Back in October, President Biden threatened to slap a windfall profits tax on American oil and gas companies if they fail to use their "outrageous" bonanza to expand oil supplies in a bid to lower fuel prices. A windfall tax is a one-time surtax levied on a company or industry when unusual economic conditions result in large and unexpected profits. However, Biden is yet to follow through on his threat but instead American companies have to face a different beast: buyback tax.
As part of the new Inflation Reduction Act that President Biden signed in August is a new 1% tax on corporate share buybacks. Oil and gas companies will bear the brunt of the new tax because they have dramatically increased buybacks as a favored way to return excess cash to shareholders.
“My message to the American energy companies is this: You should not be using your profits to buy back stock or for dividends. Not now, not while a war is raging,” Biden said in October.
Biden has scolded U.S. oil producers claiming they fail to appreciate the free-market capitalism windfall made possible by American democracy nor sympathy for their retail customers. In 2022, U.S. oil company share buybacks increased 1,043%, dwarfing the 64% increase for S&P 500 while dividends were up 33%, more than three times the rise for all the companies in the index. Total free cash flow of the 23 companies in the S&P 500 Energy Index increased 2.3 times to $201 billion, with free cash for Exxon Corp. (NYSE: XOM) and Chevron Corp. (NYSE: CVX) increasing 150% to $60 billion and $36 billion. Meanwhile, Valero Energy Corp.’s (NYSE: VAL) free cash flow grew five-fold to $9 billion from the previous four quarters.
Other western nations have followed suit: the European Union, the UK and India have already introduced windfall taxes on oil and gas companies while others such as the Netherlands, Norway are currently considering them.
On September 30, 2022, the Council of the European Union agreed to impose a "temporary solidarity contribution" on energy companies that realize "above a 20% increase of the average yearly taxable profits since 2018”. This tax will be levied on top of whatever taxes these companies already owe in their individual countries.
And this might just be the beginning: according to a recent Wood Mackenzie report, while 2022 was the year in which the idea of the windfall tax and the villainization of Big Oil reached a new peak, this year will likely see more momentum if oil prices remain high.

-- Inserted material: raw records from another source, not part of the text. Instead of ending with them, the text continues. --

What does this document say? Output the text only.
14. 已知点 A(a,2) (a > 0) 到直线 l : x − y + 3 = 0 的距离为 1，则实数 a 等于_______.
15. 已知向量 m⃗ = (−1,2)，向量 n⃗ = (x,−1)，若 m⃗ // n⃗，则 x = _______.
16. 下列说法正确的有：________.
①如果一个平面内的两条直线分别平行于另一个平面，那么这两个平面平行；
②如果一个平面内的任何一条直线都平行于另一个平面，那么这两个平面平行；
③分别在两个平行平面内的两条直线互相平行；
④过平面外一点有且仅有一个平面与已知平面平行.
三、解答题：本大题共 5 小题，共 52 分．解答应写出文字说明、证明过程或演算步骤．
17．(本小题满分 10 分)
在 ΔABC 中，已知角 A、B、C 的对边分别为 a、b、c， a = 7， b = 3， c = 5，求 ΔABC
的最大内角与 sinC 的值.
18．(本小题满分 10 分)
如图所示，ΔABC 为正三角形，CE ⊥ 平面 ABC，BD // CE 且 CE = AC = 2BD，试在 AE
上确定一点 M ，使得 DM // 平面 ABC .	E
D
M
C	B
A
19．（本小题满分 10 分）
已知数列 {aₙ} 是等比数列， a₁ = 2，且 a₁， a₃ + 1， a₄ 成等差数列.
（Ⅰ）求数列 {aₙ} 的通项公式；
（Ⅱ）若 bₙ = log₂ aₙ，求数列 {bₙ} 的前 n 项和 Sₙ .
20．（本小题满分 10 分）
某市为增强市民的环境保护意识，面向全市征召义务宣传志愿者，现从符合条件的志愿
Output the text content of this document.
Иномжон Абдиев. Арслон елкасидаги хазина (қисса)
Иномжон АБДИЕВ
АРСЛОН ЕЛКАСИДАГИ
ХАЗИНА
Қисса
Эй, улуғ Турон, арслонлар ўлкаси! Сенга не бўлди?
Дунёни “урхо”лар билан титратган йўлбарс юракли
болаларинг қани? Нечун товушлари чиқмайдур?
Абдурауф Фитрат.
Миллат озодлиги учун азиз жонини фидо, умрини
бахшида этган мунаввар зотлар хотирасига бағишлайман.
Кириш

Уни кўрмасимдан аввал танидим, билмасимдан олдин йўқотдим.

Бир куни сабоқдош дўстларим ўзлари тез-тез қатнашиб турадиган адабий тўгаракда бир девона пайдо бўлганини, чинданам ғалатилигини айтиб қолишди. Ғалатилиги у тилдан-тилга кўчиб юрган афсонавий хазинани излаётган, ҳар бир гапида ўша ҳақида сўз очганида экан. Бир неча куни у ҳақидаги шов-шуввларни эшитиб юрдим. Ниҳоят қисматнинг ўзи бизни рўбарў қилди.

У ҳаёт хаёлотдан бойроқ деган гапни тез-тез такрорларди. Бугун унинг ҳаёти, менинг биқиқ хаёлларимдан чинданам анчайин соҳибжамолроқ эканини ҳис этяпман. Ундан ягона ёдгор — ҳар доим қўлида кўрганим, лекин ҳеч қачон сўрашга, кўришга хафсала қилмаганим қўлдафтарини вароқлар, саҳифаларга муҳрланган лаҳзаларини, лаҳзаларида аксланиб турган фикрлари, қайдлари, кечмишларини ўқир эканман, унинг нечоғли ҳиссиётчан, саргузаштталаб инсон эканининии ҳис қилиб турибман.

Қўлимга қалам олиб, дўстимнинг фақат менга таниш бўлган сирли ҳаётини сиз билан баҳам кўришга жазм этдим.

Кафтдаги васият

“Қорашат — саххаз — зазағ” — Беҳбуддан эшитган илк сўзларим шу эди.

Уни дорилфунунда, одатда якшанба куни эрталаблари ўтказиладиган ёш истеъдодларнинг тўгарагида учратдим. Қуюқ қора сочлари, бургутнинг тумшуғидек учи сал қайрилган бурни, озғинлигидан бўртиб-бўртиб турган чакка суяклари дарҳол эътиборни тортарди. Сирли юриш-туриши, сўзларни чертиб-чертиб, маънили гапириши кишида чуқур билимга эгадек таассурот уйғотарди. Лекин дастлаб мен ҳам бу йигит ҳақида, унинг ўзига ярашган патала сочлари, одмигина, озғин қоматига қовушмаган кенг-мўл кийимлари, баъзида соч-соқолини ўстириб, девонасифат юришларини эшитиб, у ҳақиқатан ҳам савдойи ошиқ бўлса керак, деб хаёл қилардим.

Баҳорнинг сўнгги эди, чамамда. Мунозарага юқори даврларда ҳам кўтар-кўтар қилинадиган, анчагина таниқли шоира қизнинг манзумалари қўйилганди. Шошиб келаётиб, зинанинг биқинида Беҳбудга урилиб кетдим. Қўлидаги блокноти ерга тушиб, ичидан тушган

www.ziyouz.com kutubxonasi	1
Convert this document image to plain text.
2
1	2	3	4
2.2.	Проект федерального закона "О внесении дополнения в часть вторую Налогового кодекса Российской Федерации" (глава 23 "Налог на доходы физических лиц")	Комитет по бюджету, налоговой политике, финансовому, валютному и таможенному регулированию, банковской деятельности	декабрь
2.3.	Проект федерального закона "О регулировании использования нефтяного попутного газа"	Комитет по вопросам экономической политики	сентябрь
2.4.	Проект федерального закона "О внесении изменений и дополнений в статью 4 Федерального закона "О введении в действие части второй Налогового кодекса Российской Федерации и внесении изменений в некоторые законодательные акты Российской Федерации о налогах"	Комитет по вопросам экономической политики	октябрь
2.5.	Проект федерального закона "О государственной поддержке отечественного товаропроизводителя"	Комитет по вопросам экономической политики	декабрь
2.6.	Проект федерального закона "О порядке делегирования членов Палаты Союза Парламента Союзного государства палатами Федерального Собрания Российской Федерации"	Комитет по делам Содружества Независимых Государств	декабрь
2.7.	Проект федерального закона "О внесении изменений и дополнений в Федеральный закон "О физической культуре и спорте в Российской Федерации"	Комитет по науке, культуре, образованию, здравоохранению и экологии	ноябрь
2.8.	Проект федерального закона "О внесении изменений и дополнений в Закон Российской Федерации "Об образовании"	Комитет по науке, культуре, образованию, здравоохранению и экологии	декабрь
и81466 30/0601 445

If prices drop, windfall taxes could be eliminated; however, Wood Mackenzie views this as “unlikely”, noting at the same time that some windfall taxes have expiration dates and clauses for modification based on oil prices.
StanChart has warned that Big Oil’s new playbook entailing maximizing the short-term share price by holding back investment and minimizing risk-taking is hardly an ideal long-term strategy. Luckily, western governments might eventually get their wish: according to Wood Mackenzie’s ‘Oil and gas exploration 2022 edition, exploration well numbers in 2022 were less than half the numbers during pre-pandemic years, yet the total volume of 20 billion barrels of oil equivalent (Boe) matched the average in the 2013 – 2019 period, creating at least $S33 billion of value. Wood Mac says that oil and gas companies are getting better at exploiting low-cost, lower-carbon but high-yield assets, meaning they are in a better position to grow production and meet emissions goals while also rewarding shareholders.